Spain is Finished

Only buffoonery, folks. Yet, the disturbing, crude impression that the Spanish government falls to pieces while the economy of the country reaches its last legs is growing plausible as the month goes by.

Only buffoonery, folks. Yet, the disturbing, crude impression that the Spanish government falls to pieces while the economy of the country reaches its last legs is growing plausible as the month goes by.

Here we have a failed state incapable to deal with domestic national diversity and a domineering class, whether in politics or the business sector, outdone by the changing times although insanely holding to nineteenth-century antics, all before the indolence of its neighbours. Wait a moment... this should ring a bell among the British audience: exactly, today Madrid finds itself where London sat at the end of the 1990s. And it is a sorry, backward spot. Would a Spanish Tony Blair-grosso modo-like leader step forward, please?

Bear with me, because there's some data about to come our way: in Wall Street, many believe that what you just read might be strictly within the realm of possibility. A renewal. BBVA, one of Spain's banking giants, sold a few days ago $2 billion in senior bonds to investors.
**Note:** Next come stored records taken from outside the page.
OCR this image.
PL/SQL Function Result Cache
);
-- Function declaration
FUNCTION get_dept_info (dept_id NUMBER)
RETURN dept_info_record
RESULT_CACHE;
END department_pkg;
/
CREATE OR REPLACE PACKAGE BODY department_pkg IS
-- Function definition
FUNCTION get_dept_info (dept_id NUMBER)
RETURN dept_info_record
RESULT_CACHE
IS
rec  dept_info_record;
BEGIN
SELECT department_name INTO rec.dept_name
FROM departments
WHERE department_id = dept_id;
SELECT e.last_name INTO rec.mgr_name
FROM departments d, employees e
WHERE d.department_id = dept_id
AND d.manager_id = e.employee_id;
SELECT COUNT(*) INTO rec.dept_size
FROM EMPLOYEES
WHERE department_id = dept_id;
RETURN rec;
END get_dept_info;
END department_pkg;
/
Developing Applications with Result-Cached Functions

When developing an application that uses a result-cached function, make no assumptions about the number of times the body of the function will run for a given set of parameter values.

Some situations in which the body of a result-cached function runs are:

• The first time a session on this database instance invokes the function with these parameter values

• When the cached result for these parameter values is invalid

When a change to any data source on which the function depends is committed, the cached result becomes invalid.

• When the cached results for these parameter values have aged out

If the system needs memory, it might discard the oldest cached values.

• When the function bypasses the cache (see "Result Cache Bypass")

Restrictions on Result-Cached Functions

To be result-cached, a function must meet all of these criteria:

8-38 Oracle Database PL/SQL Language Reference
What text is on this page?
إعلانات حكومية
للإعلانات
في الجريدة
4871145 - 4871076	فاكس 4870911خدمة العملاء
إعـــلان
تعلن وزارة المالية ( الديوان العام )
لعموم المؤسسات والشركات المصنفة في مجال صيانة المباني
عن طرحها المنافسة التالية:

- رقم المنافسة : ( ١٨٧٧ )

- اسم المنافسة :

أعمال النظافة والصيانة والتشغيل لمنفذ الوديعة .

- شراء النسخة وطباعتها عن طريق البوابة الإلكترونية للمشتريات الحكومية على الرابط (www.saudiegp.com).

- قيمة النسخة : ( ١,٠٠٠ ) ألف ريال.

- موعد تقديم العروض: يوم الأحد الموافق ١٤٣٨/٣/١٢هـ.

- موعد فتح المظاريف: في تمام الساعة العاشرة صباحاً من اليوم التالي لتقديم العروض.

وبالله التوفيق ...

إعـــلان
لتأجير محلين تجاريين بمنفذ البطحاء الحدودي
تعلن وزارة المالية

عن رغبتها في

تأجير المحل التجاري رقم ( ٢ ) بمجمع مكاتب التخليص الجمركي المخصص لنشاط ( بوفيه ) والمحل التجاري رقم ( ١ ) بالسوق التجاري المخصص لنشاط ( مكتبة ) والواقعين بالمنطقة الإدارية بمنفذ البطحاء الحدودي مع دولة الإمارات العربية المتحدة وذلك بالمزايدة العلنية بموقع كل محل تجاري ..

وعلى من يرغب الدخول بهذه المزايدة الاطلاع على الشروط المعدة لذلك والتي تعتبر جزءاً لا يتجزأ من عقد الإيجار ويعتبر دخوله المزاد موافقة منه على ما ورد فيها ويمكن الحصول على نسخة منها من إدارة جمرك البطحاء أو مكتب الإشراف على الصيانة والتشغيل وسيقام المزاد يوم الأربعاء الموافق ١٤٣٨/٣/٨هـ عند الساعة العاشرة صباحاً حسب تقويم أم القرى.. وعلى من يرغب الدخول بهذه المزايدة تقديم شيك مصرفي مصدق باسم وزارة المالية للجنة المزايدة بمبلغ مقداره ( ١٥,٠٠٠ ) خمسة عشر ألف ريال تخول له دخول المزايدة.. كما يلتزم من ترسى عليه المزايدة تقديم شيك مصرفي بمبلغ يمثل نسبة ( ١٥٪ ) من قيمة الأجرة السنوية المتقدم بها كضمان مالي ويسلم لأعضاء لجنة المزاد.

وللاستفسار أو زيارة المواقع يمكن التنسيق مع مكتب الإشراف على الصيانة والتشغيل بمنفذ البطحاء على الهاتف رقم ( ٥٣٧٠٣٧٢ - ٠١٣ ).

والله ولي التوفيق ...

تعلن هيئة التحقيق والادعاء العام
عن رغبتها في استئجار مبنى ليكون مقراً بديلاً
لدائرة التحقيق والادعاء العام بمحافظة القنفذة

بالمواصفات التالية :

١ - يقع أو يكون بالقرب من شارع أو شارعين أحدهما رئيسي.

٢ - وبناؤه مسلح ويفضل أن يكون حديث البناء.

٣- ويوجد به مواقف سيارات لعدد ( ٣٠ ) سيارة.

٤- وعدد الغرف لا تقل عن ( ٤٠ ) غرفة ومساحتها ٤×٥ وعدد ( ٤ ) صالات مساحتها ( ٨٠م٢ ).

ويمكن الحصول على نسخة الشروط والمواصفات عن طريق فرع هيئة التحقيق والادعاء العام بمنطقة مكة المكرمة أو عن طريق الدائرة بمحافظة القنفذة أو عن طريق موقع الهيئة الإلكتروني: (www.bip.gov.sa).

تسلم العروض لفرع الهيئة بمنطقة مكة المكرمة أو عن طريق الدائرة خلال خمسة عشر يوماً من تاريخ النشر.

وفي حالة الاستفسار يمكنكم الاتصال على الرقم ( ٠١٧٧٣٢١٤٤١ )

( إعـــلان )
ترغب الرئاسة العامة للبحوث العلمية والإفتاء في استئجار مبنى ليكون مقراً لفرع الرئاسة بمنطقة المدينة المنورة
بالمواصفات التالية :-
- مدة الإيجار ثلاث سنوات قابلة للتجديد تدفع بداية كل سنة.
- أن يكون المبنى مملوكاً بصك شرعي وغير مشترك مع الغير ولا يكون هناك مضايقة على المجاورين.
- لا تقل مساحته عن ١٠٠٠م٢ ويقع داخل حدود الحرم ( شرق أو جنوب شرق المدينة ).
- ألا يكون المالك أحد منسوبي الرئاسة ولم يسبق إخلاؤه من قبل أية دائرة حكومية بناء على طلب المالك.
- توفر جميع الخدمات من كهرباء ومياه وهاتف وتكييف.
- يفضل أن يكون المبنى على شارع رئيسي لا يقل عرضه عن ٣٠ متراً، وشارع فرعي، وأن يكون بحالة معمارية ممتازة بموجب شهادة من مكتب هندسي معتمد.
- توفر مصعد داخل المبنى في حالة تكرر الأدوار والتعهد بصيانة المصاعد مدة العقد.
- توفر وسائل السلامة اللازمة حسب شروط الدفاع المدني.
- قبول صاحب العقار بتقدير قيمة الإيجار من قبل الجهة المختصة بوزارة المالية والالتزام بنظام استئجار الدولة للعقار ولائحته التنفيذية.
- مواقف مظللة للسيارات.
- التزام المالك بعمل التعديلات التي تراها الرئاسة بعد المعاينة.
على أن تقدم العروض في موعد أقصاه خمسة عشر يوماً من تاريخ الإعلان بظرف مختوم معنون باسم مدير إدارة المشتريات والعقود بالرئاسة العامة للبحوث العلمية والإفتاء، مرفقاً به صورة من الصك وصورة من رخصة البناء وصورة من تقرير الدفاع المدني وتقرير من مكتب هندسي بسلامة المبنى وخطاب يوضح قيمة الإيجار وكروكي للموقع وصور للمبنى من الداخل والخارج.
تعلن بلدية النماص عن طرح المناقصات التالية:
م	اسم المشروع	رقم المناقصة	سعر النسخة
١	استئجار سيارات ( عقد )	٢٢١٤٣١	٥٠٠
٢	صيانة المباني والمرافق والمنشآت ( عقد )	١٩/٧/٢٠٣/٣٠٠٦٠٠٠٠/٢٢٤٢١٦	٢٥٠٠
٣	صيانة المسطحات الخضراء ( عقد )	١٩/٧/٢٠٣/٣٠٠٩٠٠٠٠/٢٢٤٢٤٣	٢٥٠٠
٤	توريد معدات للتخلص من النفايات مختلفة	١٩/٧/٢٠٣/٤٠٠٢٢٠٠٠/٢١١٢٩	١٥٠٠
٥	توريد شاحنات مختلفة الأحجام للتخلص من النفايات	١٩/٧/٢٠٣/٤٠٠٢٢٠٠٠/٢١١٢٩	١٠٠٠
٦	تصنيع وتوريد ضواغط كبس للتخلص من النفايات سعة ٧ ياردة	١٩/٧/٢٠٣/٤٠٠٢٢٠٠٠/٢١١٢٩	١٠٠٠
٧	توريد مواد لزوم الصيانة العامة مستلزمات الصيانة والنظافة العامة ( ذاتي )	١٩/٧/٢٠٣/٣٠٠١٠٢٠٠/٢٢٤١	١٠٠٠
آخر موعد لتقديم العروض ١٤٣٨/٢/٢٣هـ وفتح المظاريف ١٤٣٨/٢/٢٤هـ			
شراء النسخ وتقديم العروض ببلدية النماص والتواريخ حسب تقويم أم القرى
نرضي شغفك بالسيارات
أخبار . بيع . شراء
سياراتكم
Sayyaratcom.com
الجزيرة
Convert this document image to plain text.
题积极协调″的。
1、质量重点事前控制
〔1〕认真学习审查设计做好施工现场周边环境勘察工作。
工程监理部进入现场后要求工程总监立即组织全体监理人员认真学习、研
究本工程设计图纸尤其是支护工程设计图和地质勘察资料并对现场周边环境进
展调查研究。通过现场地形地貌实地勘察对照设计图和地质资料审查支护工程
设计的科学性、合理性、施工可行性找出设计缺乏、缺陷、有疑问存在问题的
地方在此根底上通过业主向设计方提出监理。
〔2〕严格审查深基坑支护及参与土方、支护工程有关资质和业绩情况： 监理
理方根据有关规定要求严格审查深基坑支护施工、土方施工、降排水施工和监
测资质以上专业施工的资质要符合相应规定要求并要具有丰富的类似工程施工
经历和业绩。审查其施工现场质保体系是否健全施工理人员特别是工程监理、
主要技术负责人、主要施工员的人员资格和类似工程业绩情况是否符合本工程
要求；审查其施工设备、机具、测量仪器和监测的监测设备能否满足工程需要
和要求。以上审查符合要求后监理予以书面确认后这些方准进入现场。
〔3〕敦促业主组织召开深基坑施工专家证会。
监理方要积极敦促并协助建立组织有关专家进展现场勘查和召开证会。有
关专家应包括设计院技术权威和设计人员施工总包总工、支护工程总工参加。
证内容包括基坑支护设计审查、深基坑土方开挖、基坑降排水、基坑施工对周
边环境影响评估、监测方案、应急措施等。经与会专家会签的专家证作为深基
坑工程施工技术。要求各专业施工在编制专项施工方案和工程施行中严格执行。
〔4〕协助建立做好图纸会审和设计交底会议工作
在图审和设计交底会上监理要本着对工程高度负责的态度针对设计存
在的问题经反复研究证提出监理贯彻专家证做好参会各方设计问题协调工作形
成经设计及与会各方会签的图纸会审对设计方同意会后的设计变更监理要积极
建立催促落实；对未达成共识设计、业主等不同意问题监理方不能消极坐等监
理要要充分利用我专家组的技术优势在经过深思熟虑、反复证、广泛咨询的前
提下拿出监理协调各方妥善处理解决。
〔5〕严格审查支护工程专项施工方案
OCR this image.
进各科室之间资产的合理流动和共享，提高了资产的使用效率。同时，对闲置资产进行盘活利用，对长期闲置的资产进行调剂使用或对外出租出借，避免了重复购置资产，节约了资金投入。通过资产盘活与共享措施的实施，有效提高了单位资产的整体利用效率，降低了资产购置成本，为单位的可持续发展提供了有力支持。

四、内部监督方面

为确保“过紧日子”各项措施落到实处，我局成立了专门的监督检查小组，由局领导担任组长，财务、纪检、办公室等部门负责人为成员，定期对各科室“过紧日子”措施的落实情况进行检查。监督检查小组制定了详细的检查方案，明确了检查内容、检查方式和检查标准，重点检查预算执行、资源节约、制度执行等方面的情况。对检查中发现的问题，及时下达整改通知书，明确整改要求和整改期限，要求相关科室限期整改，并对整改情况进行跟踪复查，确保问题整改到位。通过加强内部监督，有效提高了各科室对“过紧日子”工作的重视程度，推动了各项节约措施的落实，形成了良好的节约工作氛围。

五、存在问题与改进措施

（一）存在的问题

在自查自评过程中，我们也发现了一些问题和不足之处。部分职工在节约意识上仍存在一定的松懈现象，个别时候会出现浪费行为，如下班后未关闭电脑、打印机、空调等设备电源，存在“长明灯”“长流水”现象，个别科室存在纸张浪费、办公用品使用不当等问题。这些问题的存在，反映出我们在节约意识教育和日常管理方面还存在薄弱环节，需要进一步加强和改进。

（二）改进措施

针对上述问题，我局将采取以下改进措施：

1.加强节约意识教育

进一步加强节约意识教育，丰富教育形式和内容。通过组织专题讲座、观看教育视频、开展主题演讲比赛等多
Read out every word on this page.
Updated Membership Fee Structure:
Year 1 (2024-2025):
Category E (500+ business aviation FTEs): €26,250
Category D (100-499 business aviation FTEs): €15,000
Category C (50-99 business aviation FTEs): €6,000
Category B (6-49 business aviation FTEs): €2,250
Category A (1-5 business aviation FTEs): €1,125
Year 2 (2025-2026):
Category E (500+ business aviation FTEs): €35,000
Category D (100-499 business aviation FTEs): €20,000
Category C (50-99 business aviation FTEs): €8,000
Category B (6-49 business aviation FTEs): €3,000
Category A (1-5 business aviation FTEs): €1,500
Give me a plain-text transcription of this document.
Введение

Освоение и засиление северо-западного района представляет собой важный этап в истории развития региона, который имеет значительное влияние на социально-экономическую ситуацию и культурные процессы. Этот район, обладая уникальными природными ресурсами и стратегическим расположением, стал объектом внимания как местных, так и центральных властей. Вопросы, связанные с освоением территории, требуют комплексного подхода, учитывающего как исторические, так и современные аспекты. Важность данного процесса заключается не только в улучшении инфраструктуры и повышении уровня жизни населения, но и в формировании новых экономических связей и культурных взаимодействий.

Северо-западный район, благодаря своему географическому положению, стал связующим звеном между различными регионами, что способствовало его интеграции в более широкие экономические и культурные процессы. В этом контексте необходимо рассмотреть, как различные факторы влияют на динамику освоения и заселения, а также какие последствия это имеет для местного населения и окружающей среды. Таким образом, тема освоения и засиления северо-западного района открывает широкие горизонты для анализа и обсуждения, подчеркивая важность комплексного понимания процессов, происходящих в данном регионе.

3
According to analysts at Link SSV, BBVA "opened books Thursday morning and received demand for $2.5 billion during the first 30 minutes, reaching $7 billion later in the day."

There is more. Pimco, the world's largest mutual fund, reportedly raised by 9 percentage points its holdings of sovereign bonds from the most indebted European countries for its Total Return exchange traded fund. The mutual fund would have spent $2.9 billion in debt from Banco Santander (which needs no introduction), and others. Black Rock would have added debt from Santander, too, to the $3 billion Total Return Fund. And Aliance Bernstein, would have purchased BBVA's bonds for its $5 billion High Income Fund.

"It's finally positive news for the Spanish financial sector," Bankia Bolsa researchers said, "as it implies a receding aversion against bank risks." You could well say that again, Bankia: 14 international banks have shown their interest in placing Banco Popular's securities from a 2.5 billion euro capital increase, and at home, almost 94 percent of CaixaBank shareholders agreed to get paid their dividend in stock.

This isn't market confidence making a Hello Dolly return, which would lack credibility if so sudden. However, it should make you suspicious of those shouting 'knock them when they are down'; some out there would rather be buying cheap to sell high, right?

Spain walks through a no one's land, filling the euro zone and the wider European Union with utter despair. "Replacing former debt or taking on long-term fresh debt, at a below-the-market rates [...] will look as a poor second, or third, best if some politicians and the media insist on attaching humiliating connotations to the word rescue," former World Bank director Luis Martí naïvely denounced on The Corner this week. But while Madrid asks for nothing, the unnerving finger of the blame keeps pointing at president Mariano Rajoy for our global, impending recession.

What appears clear is that an old Spain must die for the heartier Spain to rise. It won't be the first time.